Survey Data

Reg No

21829005


Rating

Regional


Categories of Special Interest

Architectural, Artistic


Previous Name

Monteagle Arms Hotel once M. Walsh


Original Use

Hotel


Historical Use

Terminal


In Use As

Museum/gallery


Date

1850 - 1870


Coordinates

124864, 151684


Date Recorded

24/08/2008


Date Updated

--/--/--


Description

Detached gable-fronted two-bay three-storey former railway hotel, built c. 1860, having two-bay four-storey extension with viewing gallery to west, two-bay two-storey addition to west and four-bay two-storey addition to south. External metal staircase to west elevation. Pitched slate roof with timber bargeboards finals and rendered chimneystacks. Pitched slate roof to additions having rendered chimneystacks. Flat roof to extension. Rendered walls. Square-headed openings having two-over-two pane timber sliding sash windows and concrete sills. Round-headed opening with spoked fanlight over half-glazed timber panelled double-leaf doors. Square-headed opening to east elevation having glazed overlight over timber panelled door. Square-headed opening to west addition with render architrave over double-leaf timber panelled door with glazed overlight and flanking sidelights having timber panelled risers. Pair of square-profile limestone piers to north with carved panels, plinths and ornate caps.

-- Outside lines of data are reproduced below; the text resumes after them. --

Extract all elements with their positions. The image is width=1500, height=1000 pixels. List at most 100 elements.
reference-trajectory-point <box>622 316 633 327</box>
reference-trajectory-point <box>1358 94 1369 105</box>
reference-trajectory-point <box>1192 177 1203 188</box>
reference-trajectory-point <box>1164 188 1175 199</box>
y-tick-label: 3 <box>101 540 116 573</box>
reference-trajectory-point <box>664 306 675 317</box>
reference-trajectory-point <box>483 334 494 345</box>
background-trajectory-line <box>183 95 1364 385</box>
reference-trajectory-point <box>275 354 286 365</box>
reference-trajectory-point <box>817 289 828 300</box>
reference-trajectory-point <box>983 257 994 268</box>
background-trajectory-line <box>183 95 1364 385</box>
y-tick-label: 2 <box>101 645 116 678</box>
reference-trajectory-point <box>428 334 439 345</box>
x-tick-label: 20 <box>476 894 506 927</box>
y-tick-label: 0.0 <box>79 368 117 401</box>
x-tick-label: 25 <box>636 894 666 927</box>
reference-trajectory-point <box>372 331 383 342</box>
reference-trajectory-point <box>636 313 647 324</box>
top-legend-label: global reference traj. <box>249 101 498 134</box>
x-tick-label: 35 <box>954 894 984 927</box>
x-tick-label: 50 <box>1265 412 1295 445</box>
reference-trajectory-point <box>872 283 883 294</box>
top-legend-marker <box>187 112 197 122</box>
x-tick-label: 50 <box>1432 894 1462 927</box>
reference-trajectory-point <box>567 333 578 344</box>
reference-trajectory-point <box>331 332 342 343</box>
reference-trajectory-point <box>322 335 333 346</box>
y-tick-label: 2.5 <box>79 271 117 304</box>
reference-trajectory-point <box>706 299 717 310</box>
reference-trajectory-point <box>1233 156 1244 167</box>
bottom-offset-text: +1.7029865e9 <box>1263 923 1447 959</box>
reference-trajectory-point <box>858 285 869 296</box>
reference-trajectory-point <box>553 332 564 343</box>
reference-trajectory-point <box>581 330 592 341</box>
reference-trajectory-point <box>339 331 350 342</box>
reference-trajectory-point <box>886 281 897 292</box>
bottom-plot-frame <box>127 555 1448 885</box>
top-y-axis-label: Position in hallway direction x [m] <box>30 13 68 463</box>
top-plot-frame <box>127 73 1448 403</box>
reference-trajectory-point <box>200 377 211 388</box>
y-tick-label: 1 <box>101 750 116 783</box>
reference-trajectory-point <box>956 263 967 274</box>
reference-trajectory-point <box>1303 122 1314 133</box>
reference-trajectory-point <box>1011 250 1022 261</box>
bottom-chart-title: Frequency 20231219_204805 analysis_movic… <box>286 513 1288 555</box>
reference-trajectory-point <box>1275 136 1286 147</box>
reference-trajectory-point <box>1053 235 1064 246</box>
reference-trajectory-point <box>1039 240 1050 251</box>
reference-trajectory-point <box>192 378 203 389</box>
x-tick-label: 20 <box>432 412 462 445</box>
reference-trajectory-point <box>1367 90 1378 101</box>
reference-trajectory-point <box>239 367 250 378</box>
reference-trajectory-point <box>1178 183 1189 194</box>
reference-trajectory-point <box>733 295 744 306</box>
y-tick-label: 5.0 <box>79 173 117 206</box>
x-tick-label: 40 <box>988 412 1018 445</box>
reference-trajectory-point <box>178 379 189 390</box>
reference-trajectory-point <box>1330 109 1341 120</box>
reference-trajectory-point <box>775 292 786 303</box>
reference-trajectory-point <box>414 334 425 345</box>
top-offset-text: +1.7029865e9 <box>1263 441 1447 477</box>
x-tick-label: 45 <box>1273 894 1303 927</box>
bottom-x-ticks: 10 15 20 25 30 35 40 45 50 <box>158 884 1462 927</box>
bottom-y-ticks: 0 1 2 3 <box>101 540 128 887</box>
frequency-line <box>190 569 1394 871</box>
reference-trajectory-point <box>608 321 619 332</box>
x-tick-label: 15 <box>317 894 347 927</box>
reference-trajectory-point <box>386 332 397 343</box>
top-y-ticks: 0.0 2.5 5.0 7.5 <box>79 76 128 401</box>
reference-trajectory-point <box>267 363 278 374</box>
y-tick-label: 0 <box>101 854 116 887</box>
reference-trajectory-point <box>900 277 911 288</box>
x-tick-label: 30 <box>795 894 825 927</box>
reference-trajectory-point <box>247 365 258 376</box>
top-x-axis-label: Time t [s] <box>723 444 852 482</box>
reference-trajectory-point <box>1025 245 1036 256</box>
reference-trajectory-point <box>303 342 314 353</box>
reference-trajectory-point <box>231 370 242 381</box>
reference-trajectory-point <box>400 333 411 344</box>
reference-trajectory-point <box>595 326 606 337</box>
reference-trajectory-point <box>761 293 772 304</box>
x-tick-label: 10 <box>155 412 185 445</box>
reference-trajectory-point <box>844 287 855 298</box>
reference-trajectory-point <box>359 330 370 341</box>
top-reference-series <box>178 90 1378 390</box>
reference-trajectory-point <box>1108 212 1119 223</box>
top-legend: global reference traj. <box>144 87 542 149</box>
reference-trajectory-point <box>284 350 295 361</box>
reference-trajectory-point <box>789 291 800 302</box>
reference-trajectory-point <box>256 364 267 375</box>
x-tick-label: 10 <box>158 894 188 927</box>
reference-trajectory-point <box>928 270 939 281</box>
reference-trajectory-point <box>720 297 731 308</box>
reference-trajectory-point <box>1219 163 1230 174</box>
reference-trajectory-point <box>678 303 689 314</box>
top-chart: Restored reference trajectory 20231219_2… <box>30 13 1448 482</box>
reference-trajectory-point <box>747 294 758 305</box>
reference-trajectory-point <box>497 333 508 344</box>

Decorative cast-iron railings set in limestone plinths terminating in second pair of square-profile rusticated limestone piers.

Appraisal

This former hotel is an attractive late nineteenth-century building, which now houses the Foynes Flying Boat Museum. The attention to detail, an example being the decorative bargeboards and finely carved piers elevate this structure in the streetscape, whilst features such as the timber sliding sash windows, further enhance the building. This building makes a positive addition to the varied architectural heritage of Foynes, and it once housed the terminal building during the years when Foynes became the a major centre of the aviation world from 1939 to 1945.